Priority Inversion Avoidance for Enterprise Real-Time Linux Systems
Priority inversion is a common and well documented situation known to any real-time system or application developer. The mechanisms in place to avoid it are similarly well known: priority inheritance and priority ceiling. For the uninitiated, I'll briefly review these topics.
Priority inversion occurs when a high priority task is prevented from executing because a low priority task holds a lock it requires. Unbounded priority inversion occurs when that low priority task is preempted by a medium priority task, preventing it from completing its critical section and allowing the high priority task to continue (since there is no way to know how long the medium priority task will run for). POSIX pthreads provide two mechanisms for bounding priority inversion (not preventing it): priority ceiling and priority inheritance mutexes.

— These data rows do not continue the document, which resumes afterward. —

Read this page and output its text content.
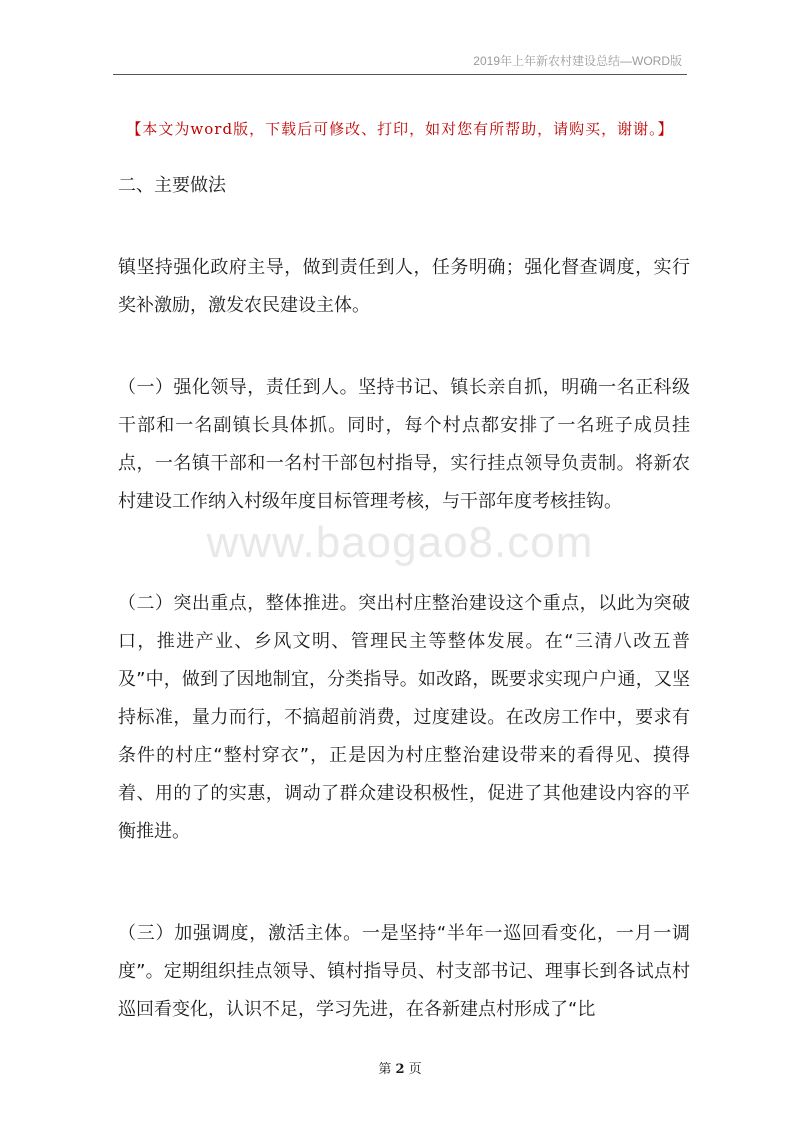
2019年上年新农村建设总结—WORD版
【本文为word版，下载后可修改、打印，如对您有所帮助，请购买，谢谢。】
www.baogao8.com
二、主要做法

镇坚持强化政府主导，做到责任到人，任务明确；强化督查调度，实行奖补激励，激发农民建设主体。

（一）强化领导，责任到人。坚持书记、镇长亲自抓，明确一名正科级干部和一名副镇长具体抓。同时，每个村点都安排了一名班子成员挂点，一名镇干部和一名村干部包村指导，实行挂点领导负责制。将新农村建设工作纳入村级年度目标管理考核，与干部年度考核挂钩。

（二）突出重点，整体推进。突出村庄整治建设这个重点，以此为突破口，推进产业、乡风文明、管理民主等整体发展。在“三清八改五普及”中，做到了因地制宜，分类指导。如改路，既要求实现户户通，又坚持标准，量力而行，不搞超前消费，过度建设。在改房工作中，要求有条件的村庄“整村穿衣”，正是因为村庄整治建设带来的看得见、摸得着、用的了的实惠，调动了群众建设积极性，促进了其他建设内容的平衡推进。

（三）加强调度，激活主体。一是坚持“半年一巡回看变化，一月一调度”。定期组织挂点领导、镇村指导员、村支部书记、理事长到各试点村巡回看变化，认识不足，学习先进，在各新建点村形成了“比

第 2 页
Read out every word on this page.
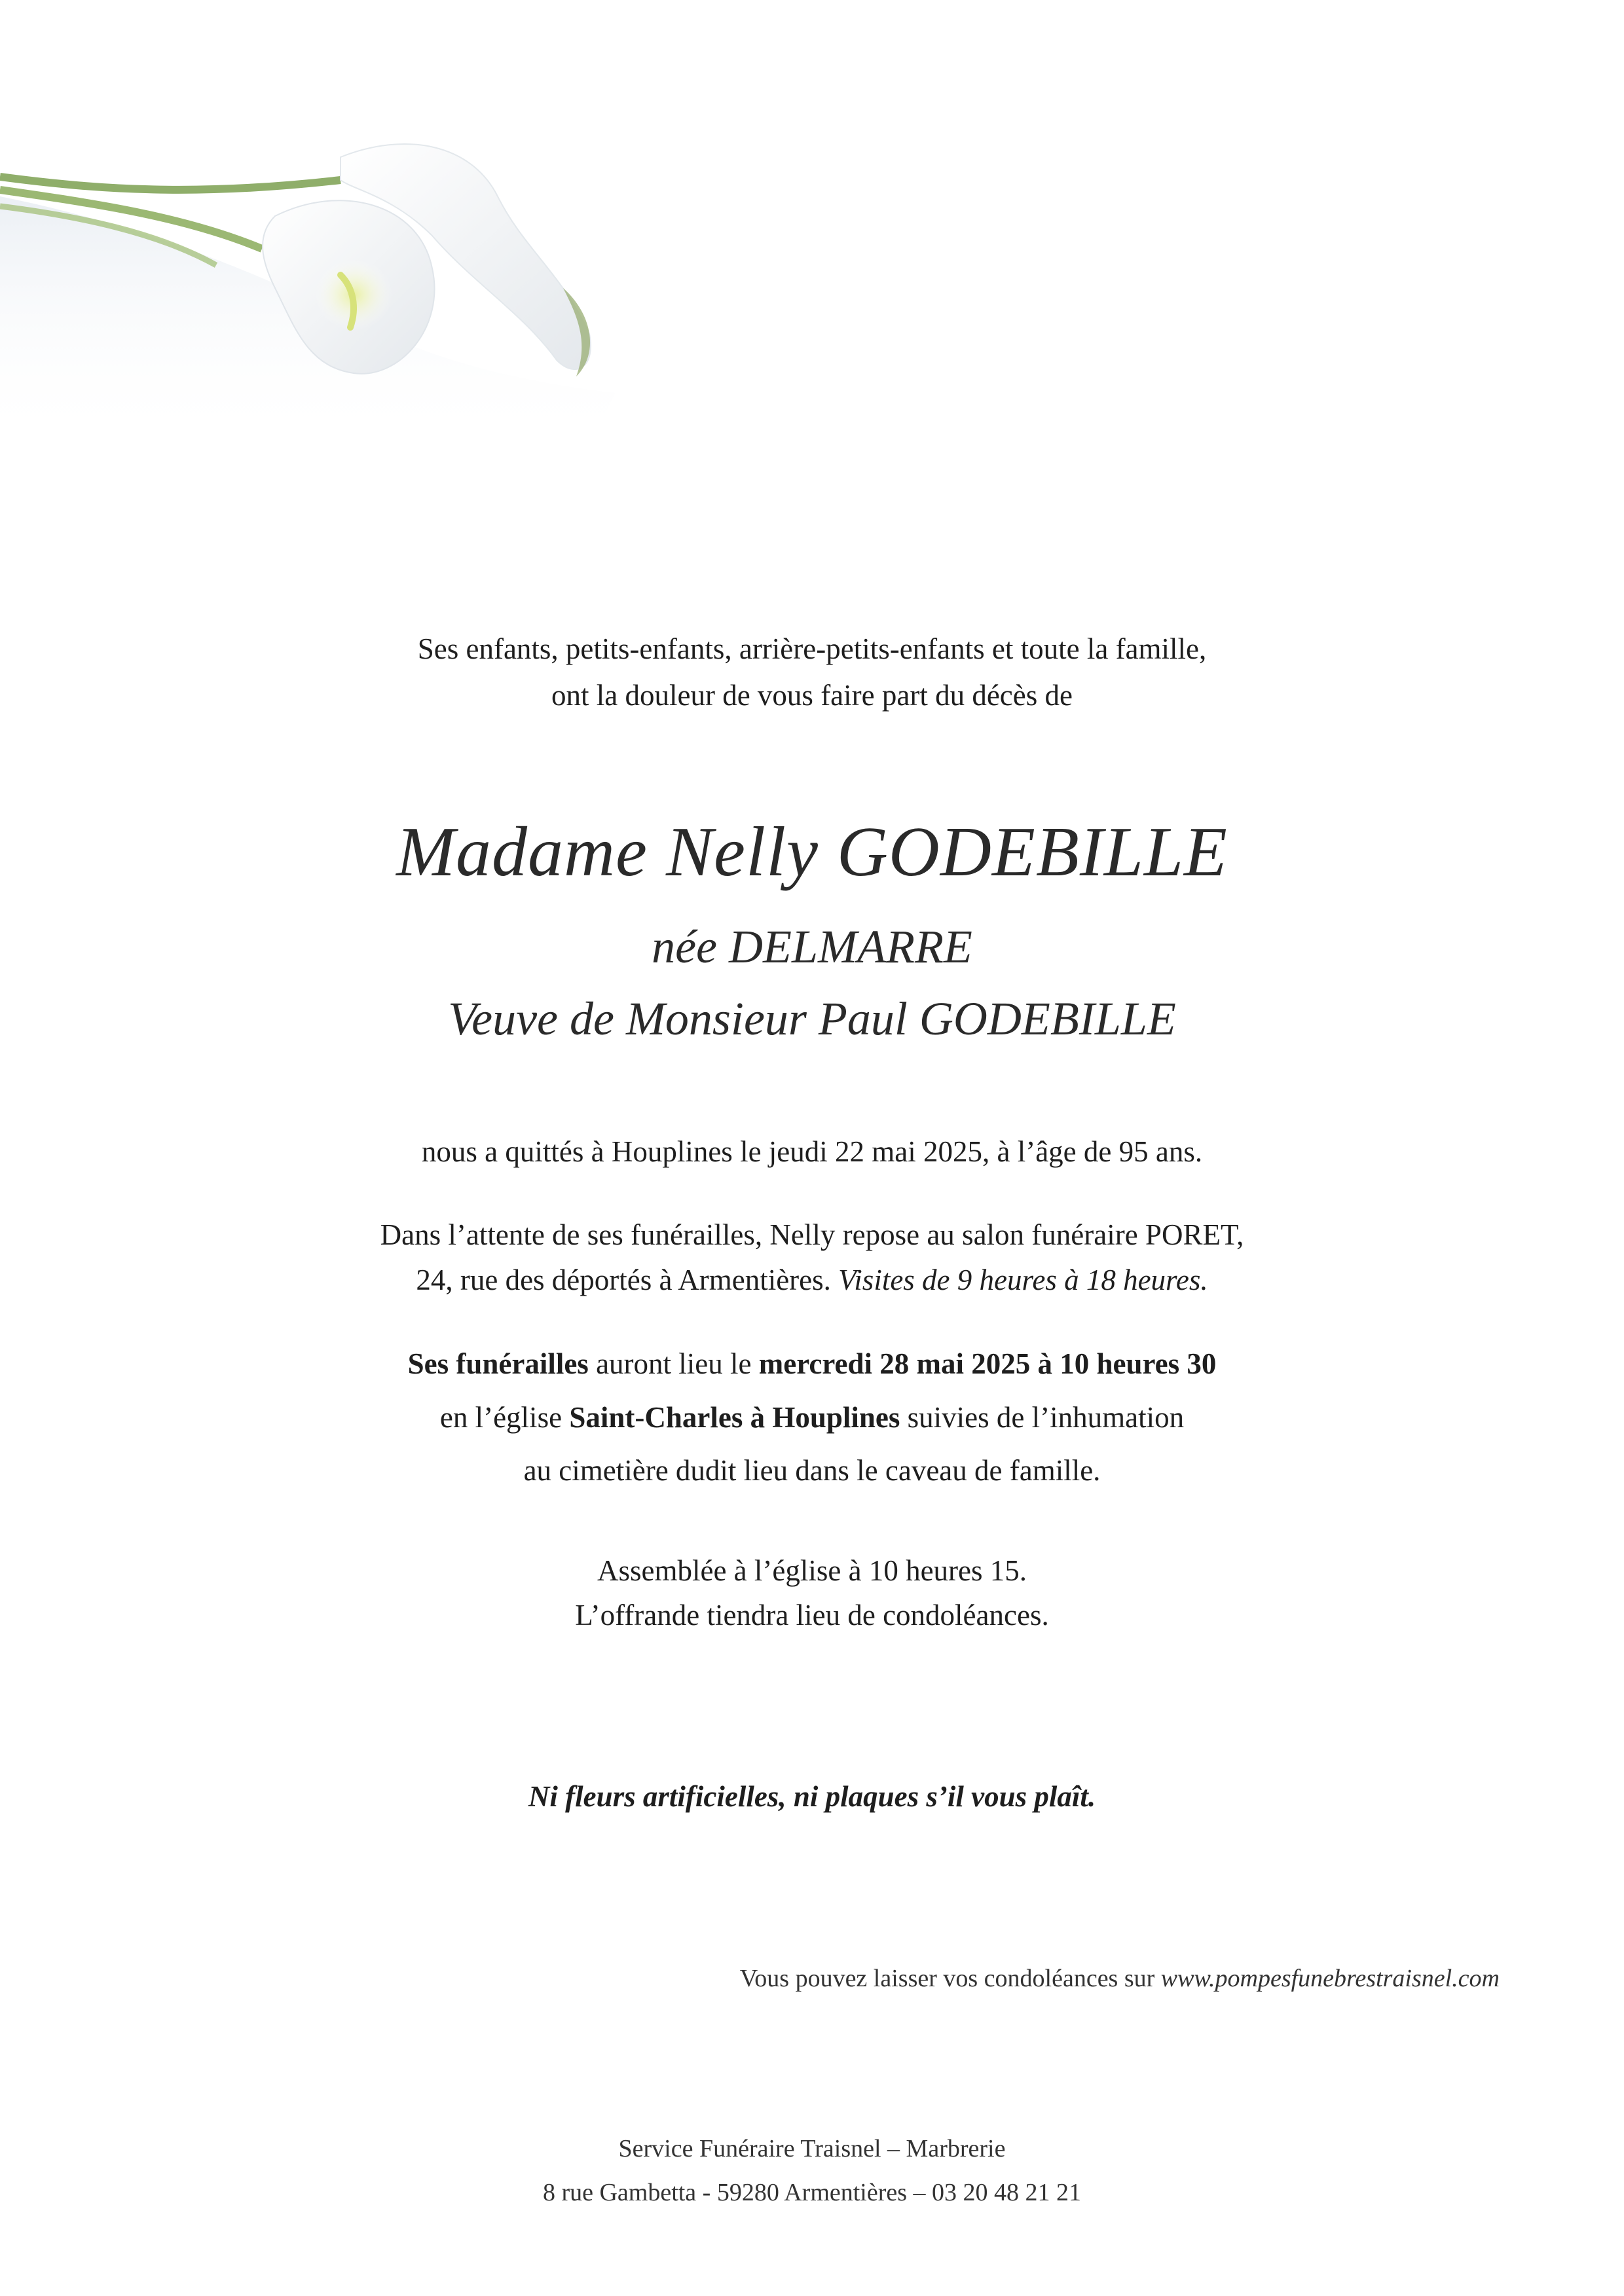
Ses enfants, petits-enfants, arrière-petits-enfants et toute la famille,
ont la douleur de vous faire part du décès de
Madame Nelly GODEBILLE
née DELMARRE
Veuve de Monsieur Paul GODEBILLE
nous a quittés à Houplines le jeudi 22 mai 2025, à l’âge de 95 ans.
Dans l’attente de ses funérailles, Nelly repose au salon funéraire PORET,
24, rue des déportés à Armentières. Visites de 9 heures à 18 heures.
Ses funérailles auront lieu le mercredi 28 mai 2025 à 10 heures 30
en l’église Saint-Charles à Houplines suivies de l’inhumation
au cimetière dudit lieu dans le caveau de famille.
Assemblée à l’église à 10 heures 15.
L’offrande tiendra lieu de condoléances.
Ni fleurs artificielles, ni plaques s’il vous plaît.
Vous pouvez laisser vos condoléances sur www.pompesfunebrestraisnel.com
Service Funéraire Traisnel – Marbrerie
8 rue Gambetta - 59280 Armentières – 03 20 48 21 21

Priority ceiling mutexes (PTHREAD_PRIO_PROTECT protocol) have an internal priority set which is used to boost the priority of every thread that takes the lock to this priority "ceiling". Every time one such lock is taken and released, the task taking the lock incurs two priority changes. As many locks can be taken uncontested, this can lead to unnecessary overhead, including context switching. Since low priority tasks always run at the priority ceiling while holding the lock, the potential exists to starve out medium priority tasks in certain scenarios. On the up side though, because all threads holding the lock run at the same priority, nested lock chains are prevented from developing, thereby reducing the worst-case priority inversion as seen by the highest priority threads. Many sources (including both articles referenced below) tout the priority ceiling protocol as avoiding deadlock by preventing these nested lock chains. From what I can tell, this only applies to single processor systems, and is only true if only priority ceiling locks are used in the same chain, and if they all have the same priority ceiling. This plus for priority inheritance can be considered moot for Enterprise Real-Time Systems in my opinion.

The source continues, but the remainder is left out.